A Clean Energy Standard, or “CES,” is a flexible approach that taps American ingenuity and innovation – and channels it toward a clean energy future. The CES sets an annual target for electricity from clean energy sources, while allowing businesses and entrepreneurs to figure out the best way to meet it.

A CES would work by giving electric power plants clean energy credits for every megawatt-hour (MWh) of electricity they generate from clean energy. Utilities that serve retail customers would be responsible for making sure they had enough credits to meet their target. Utilities that generated more clean energy than they needed could bank their extra credits for later use, or sell them to other companies. This flexible, market-based approach ensures that clean energy will be produced wherever it makes the most economic sense. And by creating a market here at home for innovative clean energy technologies, we will unleash the ingenuity of our entrepreneurs – and ensure that America leads the world in clean energy.

But in his SOTU speech, the president also redefined clean energy to include nuclear, clean coal and natural gas.

Although some analysts interpreted the Fukushima disaster as a boon to renewables, last week Obama told the Georgetown students that the US could not afford to take nuclear off the table.

Jonathan Silver, the head of the Department of Energy loans programme, has said that Fukushima won’t derail Obama's nuclear project. Reactors have already been proposed in Maryland, Texas and South Carolina. But the DOE has said it needs $36bn in additional nuclear loan guarantee authority from Congress  before construction can begin.

If pitting credits from nuclear against those from solar and wind weren’t bad enough news for the renewables industry in the US, the CES would also include partial credits from fossil fuel generators such as natural gas and "clean coal."

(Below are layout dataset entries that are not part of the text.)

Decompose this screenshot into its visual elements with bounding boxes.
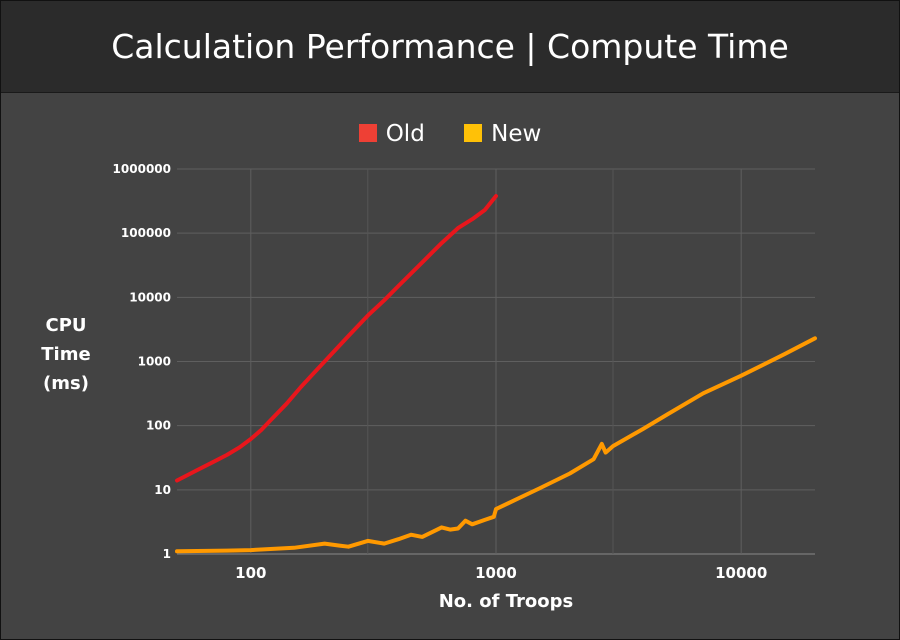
y-axis-label-line-2: Time <box>41 344 91 365</box>
legend: Old New <box>1 121 899 147</box>
x-axis-label: No. of Troops <box>438 591 574 612</box>
x-tick-label: 1000 <box>475 564 517 582</box>
title-bar: Calculation Performance | Compute Time <box>1 1 899 93</box>
legend-item-new[interactable]: New <box>464 121 541 147</box>
y-tick-label: 1000000 <box>113 162 171 176</box>
legend-swatch-old <box>358 124 377 142</box>
y-tick-label: 1 <box>163 547 171 561</box>
y-tick-label: 10000 <box>129 290 171 304</box>
y-tick-label: 1000 <box>138 355 171 369</box>
legend-swatch-new <box>464 124 483 142</box>
y-axis-label-line-1: CPU <box>45 315 87 336</box>
series-line-new <box>175 336 817 554</box>
y-axis-label-line-3: (ms) <box>43 373 89 394</box>
x-tick-label: 10000 <box>715 564 767 582</box>
series-line-old <box>175 194 498 483</box>
legend-item-old[interactable]: Old <box>358 121 425 147</box>
chart-title: Calculation Performance | Compute Time <box>111 27 789 66</box>
legend-label-old: Old <box>385 121 425 147</box>
y-tick-label: 10 <box>154 483 171 497</box>
x-tick-label: 100 <box>235 564 266 582</box>
y-tick-label: 100 <box>146 419 171 433</box>
y-axis-label: CPU Time (ms) <box>21 311 111 398</box>
y-tick-label: 100000 <box>121 226 171 240</box>
legend-label-new: New <box>491 121 542 147</box>
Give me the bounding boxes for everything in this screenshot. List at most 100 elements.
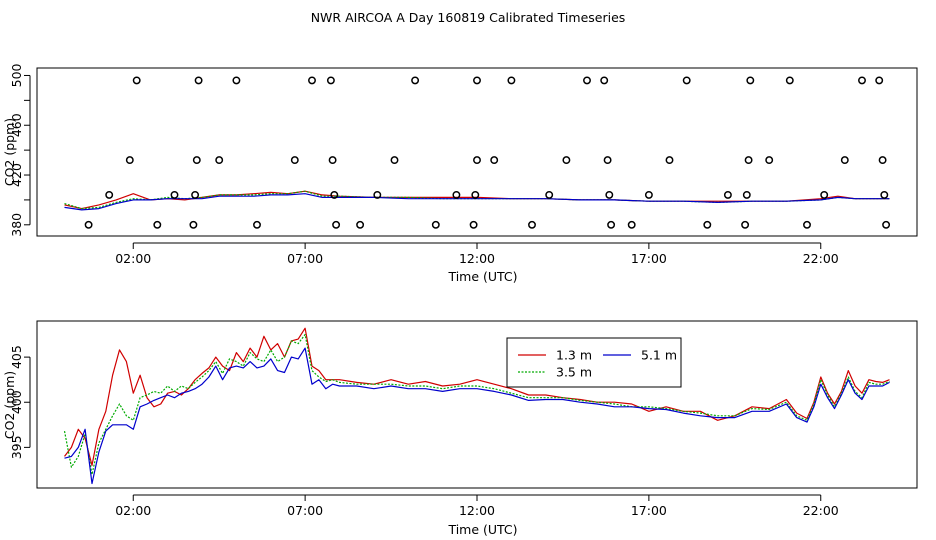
top-series-lines [64, 190, 890, 211]
top-point-marker [742, 190, 751, 199]
bottom-x-tick-label: 02:00 [115, 503, 151, 518]
top-point-marker [411, 76, 420, 85]
top-point-marker [878, 156, 887, 165]
top-point-marker [473, 156, 481, 165]
top-point-marker [192, 156, 201, 165]
bottom-series-line-3-5m [63, 333, 890, 476]
bottom-x-tick-label: 12:00 [459, 503, 495, 518]
top-point-marker [390, 156, 399, 165]
top-point-marker [191, 190, 200, 199]
top-y-axis: 380 420 460 500 [9, 63, 31, 237]
top-x-tick-label: 22:00 [803, 251, 839, 266]
top-point-marker [665, 156, 674, 165]
top-point-marker [545, 190, 554, 199]
bottom-x-tick-label: 17:00 [631, 503, 667, 518]
top-point-marker [330, 190, 339, 199]
top-point-marker [452, 190, 461, 199]
bottom-series-line-5-1m [64, 347, 890, 485]
bottom-x-tick-label: 22:00 [803, 503, 839, 518]
legend-label-3-5m: 3.5 m [556, 365, 592, 380]
top-point-marker [170, 190, 179, 199]
bottom-x-axis: 02:00 07:00 12:00 17:00 22:00 [115, 494, 839, 518]
top-point-marker [528, 220, 536, 229]
bottom-x-tick-label: 07:00 [287, 503, 323, 518]
top-point-marker [741, 220, 750, 229]
legend-label-5-1m: 5.1 m [641, 348, 677, 363]
top-point-marker [469, 220, 478, 229]
legend-label-1-3m: 1.3 m [556, 348, 592, 363]
top-point-marker [490, 156, 499, 165]
top-point-marker [746, 76, 755, 85]
bottom-series-line-1-3m [64, 327, 890, 466]
bottom-y-axis: 395 400 405 [9, 345, 31, 459]
top-y-tick-label: 500 [9, 63, 24, 87]
top-point-marker [328, 156, 337, 165]
top-point-marker [607, 220, 616, 229]
top-x-tick-label: 07:00 [287, 251, 323, 266]
bottom-y-tick-label: 400 [9, 390, 24, 414]
top-x-tick-label: 17:00 [631, 251, 667, 266]
top-point-marker [332, 220, 341, 229]
top-point-marker [583, 76, 591, 85]
top-point-markers [84, 76, 891, 229]
top-point-marker [471, 190, 480, 199]
top-point-marker [290, 156, 299, 165]
bottom-plot-frame [36, 320, 918, 489]
top-point-marker [820, 190, 829, 199]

Policies on oil and nuclear may have potential for agreement between the Republicans and the President. But most Republicans would never agree to other elements of Obama's budget FY2012 and Blueprint:

• Cutting fossil fuel tax subsidies by $46bn to invest in clean energy
• Mass transit investments that would "provide Americans with affordable transportation options that help reduce dependence on gasoline."
• Providing 80% of Americans with access to an inter-city rail system, including high-speed rail, in the next 25 years.
• Creation of the National Infrastructure Bank (I-Bank) for infrastructure projects of regional or national economic significance.
• Funding for a Livable Communities Programme, which aims to improve mobility and quality of life through better transport and access to services.
• Four commercial-scale cellulosic or advanced bio-refineries over the next two years
• Transformation of the existing $7,500 tax credit into a rebate
• In July, the administration plans to finalize the first national fuel economy and emissions standards for commercial trucks, vans and buses built in 2014 to 2018.
• Administration is also developing the next generation of fuel economy and emissions standards for passenger vehicles built from 2017-2025 and expects to announce the proposal in September 2011.

Republicans can’t even agree with Democrats on what cutlery to use in the House of Representatives. And given the rising levels of political rancour raging through Congress on the ideological and even religious aspects of the budget, there is little chance of the president's budget or the CES seeing the light of day. The presidential candidate who took office with the slogan “yes we can” is being told “oh, no you can’t”.